When my dad was alive (may his soul rest in peace), there were three things that he never forced us to do. He said them to our hearing while we were growing up, so everybody that reached that stage of making that choice knew that they were going to make it on their own. My father would tell you that he would not force on you whom to marry; he would not force a profession on you; and even as a Muslim, he said he would not force a religion on you. So, I think I will adopt that approach.
What is the most challenging aspect of being a father for you?
I think it is the fear of the unknown, especially in these days when you are not comfortable until you get home. With the way I go out early and come home late, I often have that feeling. Though you hope that everything is fine, at times, you might get a call from your wife out of the blue just to tell you, “I will have some pepper soup prepared for you tonight.” But you will be scared on seeing the call alone because you have her and the children at home.

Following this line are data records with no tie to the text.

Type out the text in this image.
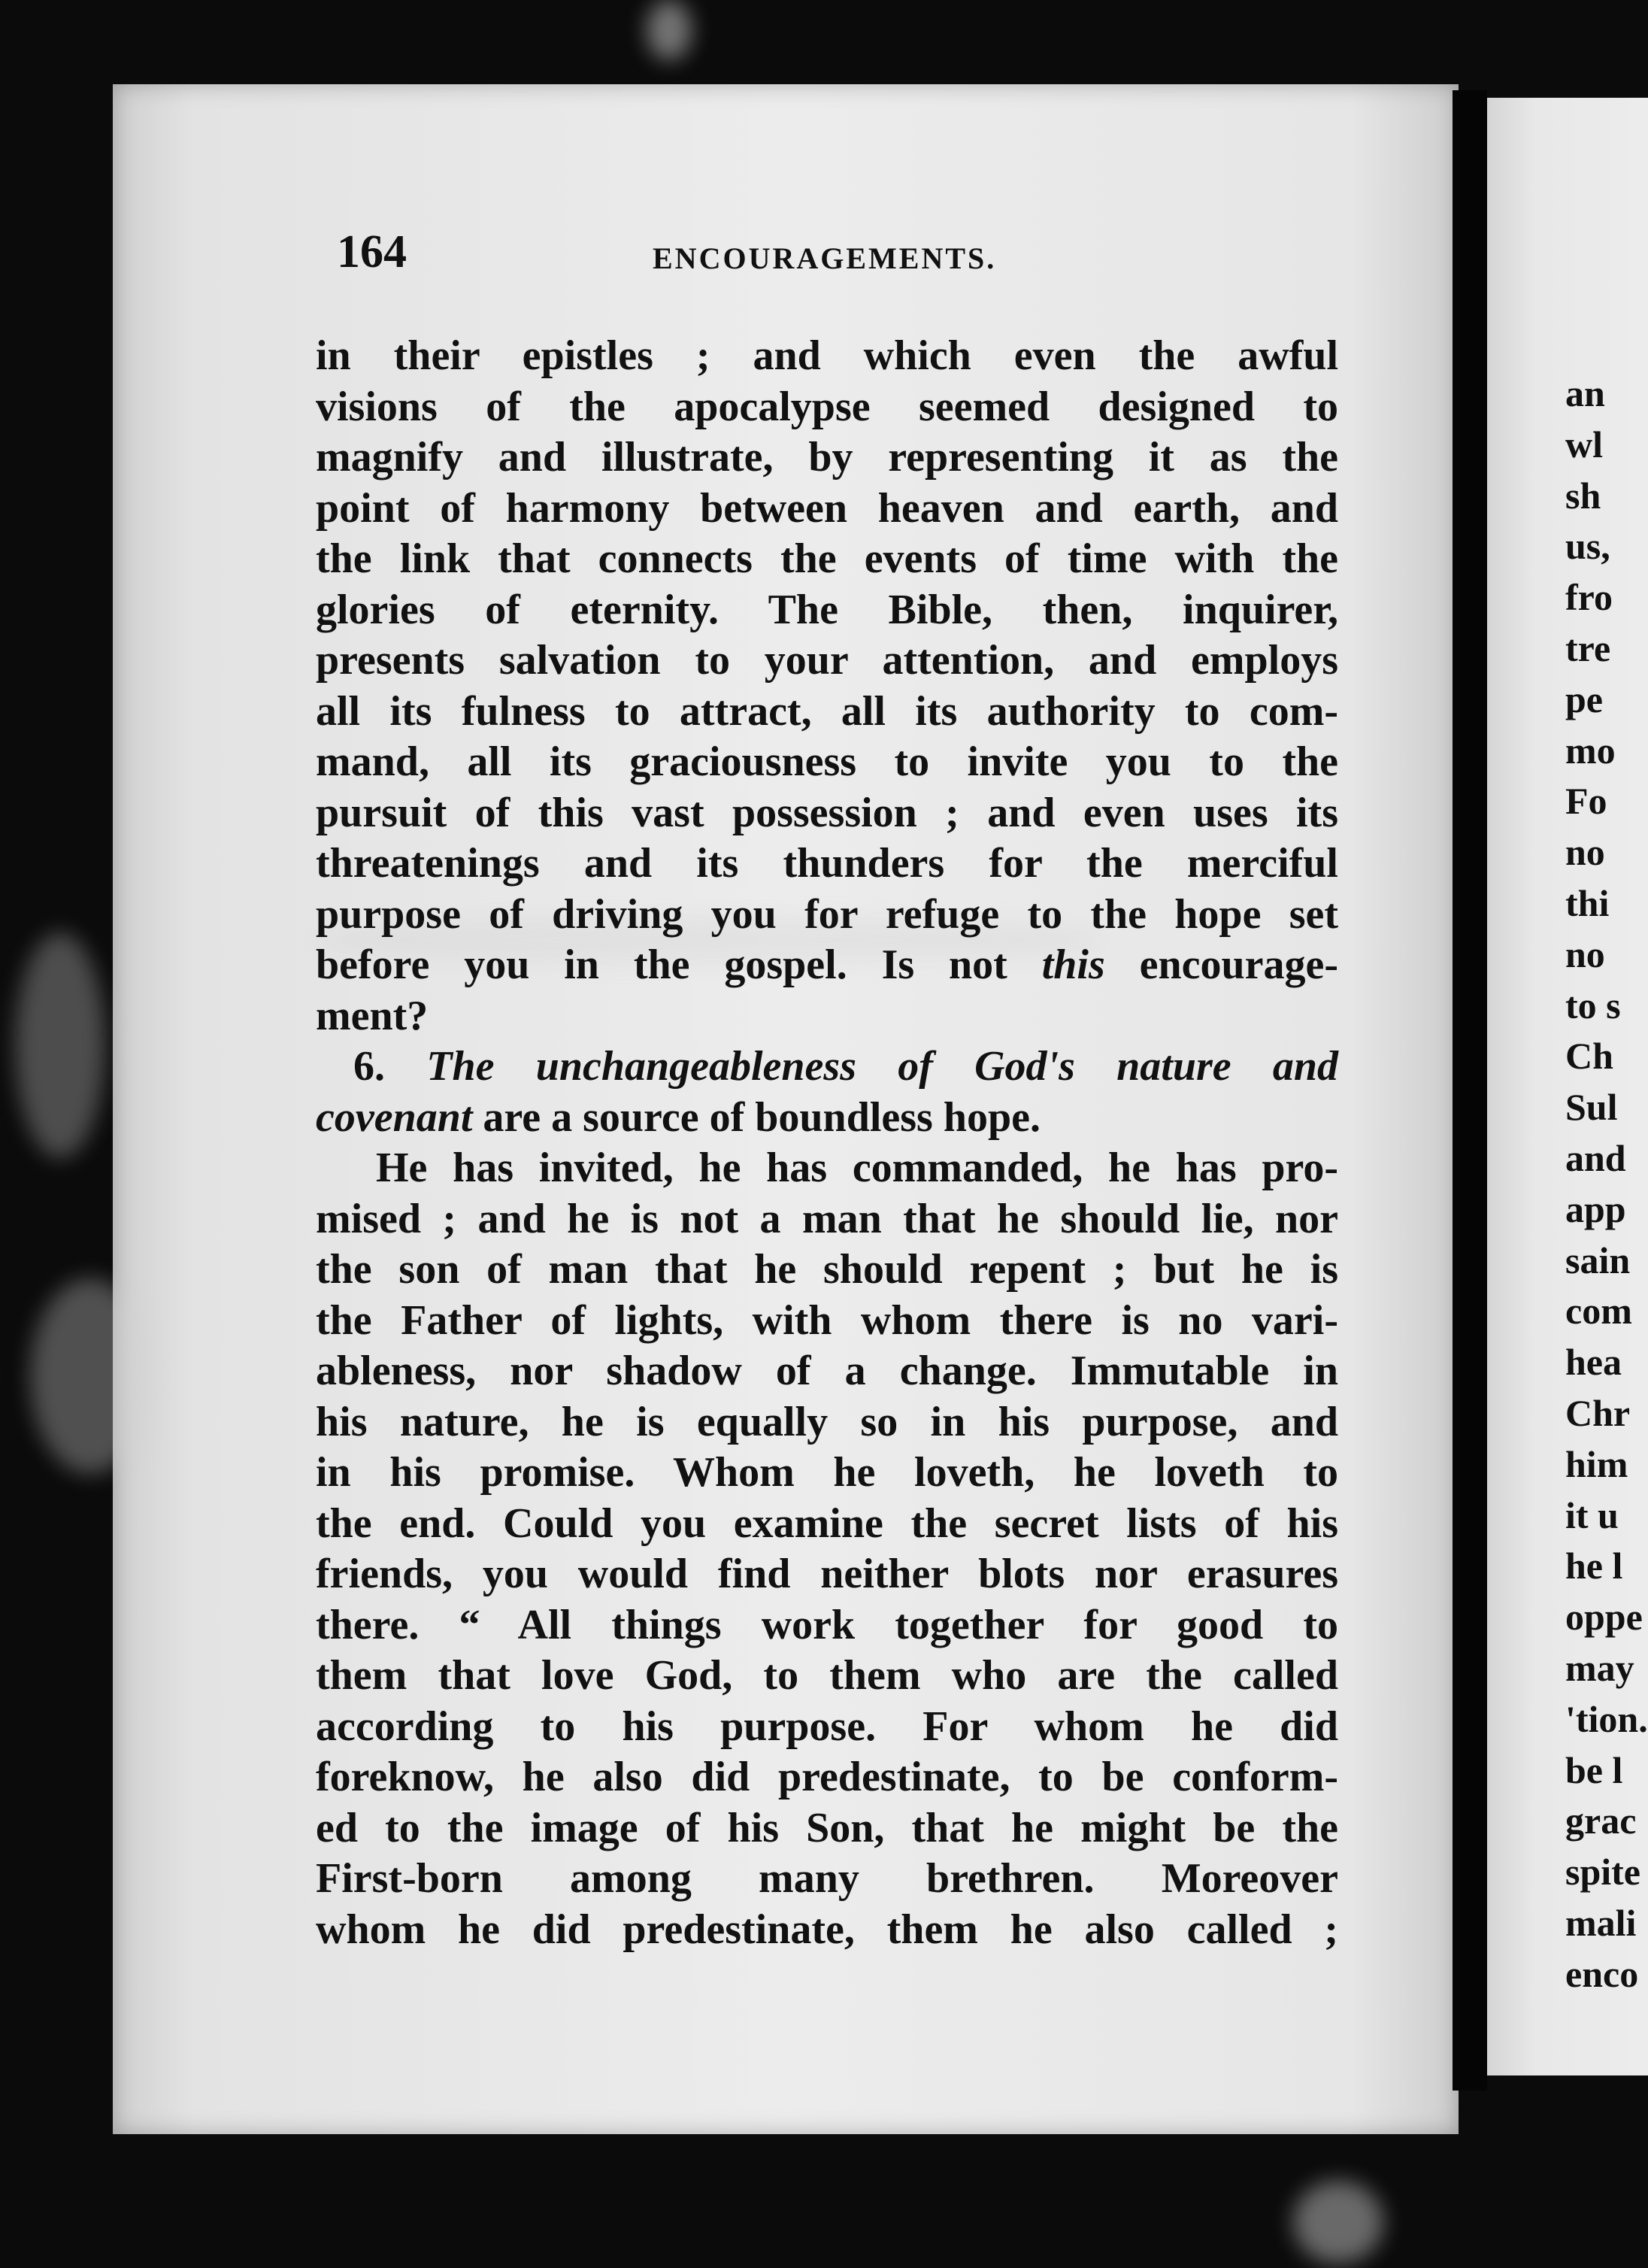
164	ENCOURAGEMENTS.
in their epistles ; and which even the awful
visions of the apocalypse seemed designed to
magnify and illustrate, by representing it as the
point of harmony between heaven and earth, and
the link that connects the events of time with the
glories of eternity. The Bible, then, inquirer,
presents salvation to your attention, and employs
all its fulness to attract, all its authority to com-
mand, all its graciousness to invite you to the
pursuit of this vast possession ; and even uses its
threatenings and its thunders for the merciful
purpose of driving you for refuge to the hope set
before you in the gospel. Is not this encourage-
ment?
6. The unchangeableness of God's nature and
covenant are a source of boundless hope.
He has invited, he has commanded, he has pro-
mised ; and he is not a man that he should lie, nor
the son of man that he should repent ; but he is
the Father of lights, with whom there is no vari-
ableness, nor shadow of a change. Immutable in
his nature, he is equally so in his purpose, and
in his promise. Whom he loveth, he loveth to
the end. Could you examine the secret lists of his
friends, you would find neither blots nor erasures
there. “ All things work together for good to
them that love God, to them who are the called
according to his purpose. For whom he did
foreknow, he also did predestinate, to be conform-
ed to the image of his Son, that he might be the
First-born among many brethren. Moreover
whom he did predestinate, them he also called ;
an
wl
sh
us,
fro
tre
pe
mo
Fo
no
thi
no
to s
Ch
Sul
and
app
sain
com
hea
Chr
him
it u
he l
oppe
may
'tion.
be l
grac
spite
mali
enco
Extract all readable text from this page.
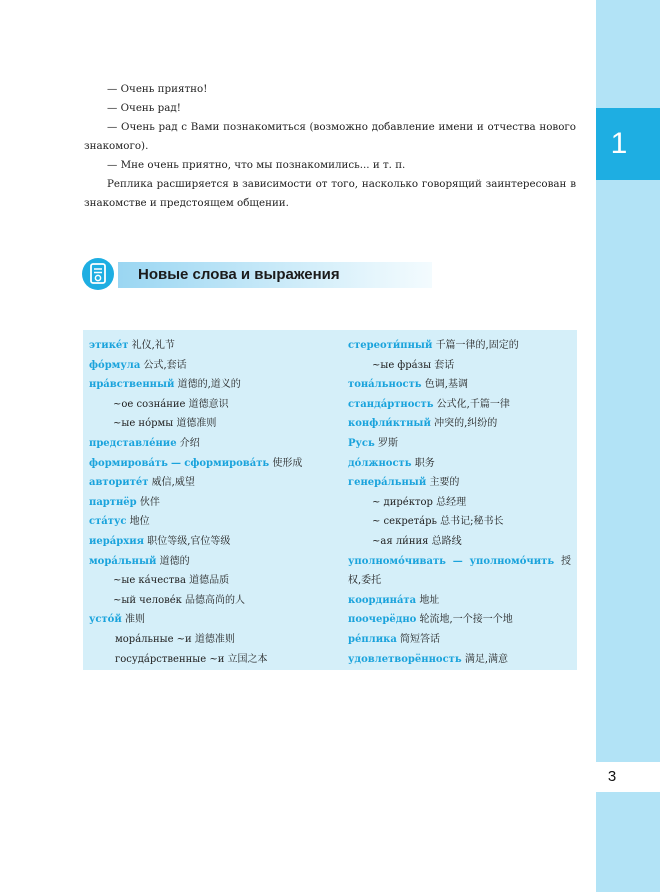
1
3

— Очень приятно!

— Очень рад!

— Очень рад с Вами познакомиться (возможно добавление имени и отчества нового знакомого).

— Мне очень приятно, что мы познакомились... и т. п.

Реплика расширяется в зависимости от того, насколько говорящий заинтересован в знакомстве и предстоящем общении.

Новые слова и выражения
этике́т 礼仪,礼节
фо́рмула 公式,套话
нра́вственный 道德的,道义的
~ое созна́ние 道德意识
~ые но́рмы 道德准则
представле́ние 介绍
формирова́ть — сформирова́ть 使形成
авторите́т 威信,威望
партнёр 伙伴
ста́тус 地位
иера́рхия 职位等级,官位等级
мора́льный 道德的
~ые ка́чества 道德品质
~ый челове́к 品德高尚的人
усто́й 准则
мора́льные ~и 道德准则
госуда́рственные ~и 立国之本
стереоти́пный 千篇一律的,固定的
~ые фра́зы 套话
тона́льность 色调,基调
станда́ртность 公式化,千篇一律
конфли́ктный 冲突的,纠纷的
Русь 罗斯
до́лжность 职务
генера́льный 主要的
~ дире́ктор 总经理
~ секрета́рь 总书记;秘书长
~ая ли́ния 总路线
уполномо́чивать — уполномо́чить 授权,委托
координа́та 地址
поочерёдно 轮流地,一个接一个地
ре́плика 简短答话
удовлетворённость 满足,满意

For me, that is the most challenging because, to the glory of God, we are not wealthy but we are not hungry either. We can take care of everything that we need. The only challenge is that whenever I see a call, fear comes into me. It’s not about not having faith in God that my family is in safe hands; it’s just because of the reality on the ground. With the challenges we have in this country now, everybody is at risk. So, one needs to be
very careful and alert at every point.
What was the happiest moment for you as a father, apart from the day your child was born?
It’s still that same day. But of course, every other day since my fatherhood journey began has been very good. I give glory to God. Even when we have hard times as a family – because there can be reservations at times between the mother, father and children – I still give thanks that we always manage every point in time like the moments of joy in the family.